At the Synergy Conference in Barcelona last week, Citrix showed an obligatory ‘one more thing’ demo at the end of the opening Keynote. This time it was Citrix Receiver running inside Facebook, using an HTML5-based engine to connect back to the corporate data centre and run windows applications inside Facebook.

For those who didn’t see it, here is a link to the snippet on Citrix TV.

http://www.citrix.com/tv/#videos/4745

How did we do it, why did we do it, and more importantly what should you take away from this.

As to the ‘how’ this was relatively straightforward. Our web based Receiver was designed to be easy to extend and embed – for this demo we enabled support for running Receiver in an iframe and used the facebook APIs to wire these together. We originally rebranded Receiver to give it a facebook look and feel (Receiver for Web supports simple rebranding through css) but during the keynote walk through we decided to pull back from this to avoid any potential confusion about where Facebook ended and Receiver began.

Next, how did we connect back to our XenApp farm? For this we used our HTML5 ‘HDX engine’. Receiver for Web typically uses a ‘native’ HDX engine – for example one written specifically for Windows or Mac. These give the best user experience, and can provide access to local devices such as webcam or client drives. However the trade-off is the need to download an install the engine. This isn’t always possible, and where this is the case our plan is to leverage the increasing power of browsers to run HTML5/JavaScript code.

Currently we are shipping the HTML5 engine for use with ChromeOS (search for ‘Citrix Receiver’ in the ChromeOS store) and internally are testing this on a number of other browsers. For the Facebook demo we decided to use this to illustrate the ‘zero install’ case appropriate for such a use case – though a native receiver would have worked just as well.

(It’s worth pointing out that we deliberately used a private LAN connection to the back end farm to avoid our server being swamped by conference delegates trying out the demo themselves – so if you tried and failed, this is why.)

The final piece of the jigsaw was single sign on. We demonstrated at synergy last year that our authentication framework is open to bring your own identity schemes.

http://www.citrix.com/tv/#videos/2886 ~ 2min 20 seconds – 6 min 50 seconds.

Today ‘inbound’ identity federation like this is really the preserve of a few Citrix experts – but we will be productizing this in future. For outbound identity federation (i.e. using you domain credentials to access applications that need different credentials, take a look at Cloud Gateway Enterprise).

Finally the biggest question. “Why”. Really there are three things to take away

  1. Think out side the box. People work in different ways, and whilst Facebook may not be a normal workspace for many of us – for some people it is where they spend their lives.
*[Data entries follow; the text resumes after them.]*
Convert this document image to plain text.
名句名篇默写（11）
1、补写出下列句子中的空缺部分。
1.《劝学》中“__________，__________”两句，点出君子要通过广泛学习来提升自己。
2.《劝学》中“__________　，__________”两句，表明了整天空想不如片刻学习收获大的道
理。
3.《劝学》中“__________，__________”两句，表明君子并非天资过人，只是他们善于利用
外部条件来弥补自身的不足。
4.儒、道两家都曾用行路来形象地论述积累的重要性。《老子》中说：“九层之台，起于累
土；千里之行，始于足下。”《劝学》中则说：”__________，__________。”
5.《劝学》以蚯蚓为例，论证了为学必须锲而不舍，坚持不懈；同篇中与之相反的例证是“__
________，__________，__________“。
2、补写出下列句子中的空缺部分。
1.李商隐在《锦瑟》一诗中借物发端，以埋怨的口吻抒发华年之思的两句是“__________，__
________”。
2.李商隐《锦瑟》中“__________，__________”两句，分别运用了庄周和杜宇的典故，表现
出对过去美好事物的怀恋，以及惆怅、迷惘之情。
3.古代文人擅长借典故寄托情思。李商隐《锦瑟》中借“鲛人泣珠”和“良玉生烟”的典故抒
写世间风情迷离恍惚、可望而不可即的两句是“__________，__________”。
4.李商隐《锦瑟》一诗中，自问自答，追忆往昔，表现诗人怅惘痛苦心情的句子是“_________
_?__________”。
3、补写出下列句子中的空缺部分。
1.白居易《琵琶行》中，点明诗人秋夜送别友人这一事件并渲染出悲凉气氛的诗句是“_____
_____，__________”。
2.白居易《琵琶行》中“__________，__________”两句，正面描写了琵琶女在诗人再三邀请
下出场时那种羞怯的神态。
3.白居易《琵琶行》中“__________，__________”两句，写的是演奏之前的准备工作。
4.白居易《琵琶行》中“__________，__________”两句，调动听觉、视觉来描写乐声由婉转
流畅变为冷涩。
Appealing to new, especially younger, workers means looking at different approaches. Facebook may or may not be appropriate for your users  – but it is a great illustration of what is possible.
  2. If we can integrate with Facebook, you can integrate with your portal. Keynote demos really are put together quickly based on the core technology we have built as part of our current or upcoming products. Adding Receiver to a portal is not a big project.
  3. Identity federation is going to be huge. You need control over groups of users and policies relating to which users are in which groups, and which groups can access which applications – but that doesn’t mean you necessarily need to handle login or manually provision accounts.

In the 1800’s Employers frequently bore the cost of providing employees with houses. Over more recent years we have seen the same trend with cars, phones and laptops – but today many employees prefer to provide their own. This gives the employees choice and frees their employers from the cost and complexity of simultaneously running an estate agency, car dealer, phone exchange and electronics superstore (presumably as well as their ‘core business’). Perhaps ‘identity’ will go the same way. Providers like Facebook and Google allow me to pick an identity and access experience that suits me – but that is also perfectly adequate to meet the relatively modest needs of my company.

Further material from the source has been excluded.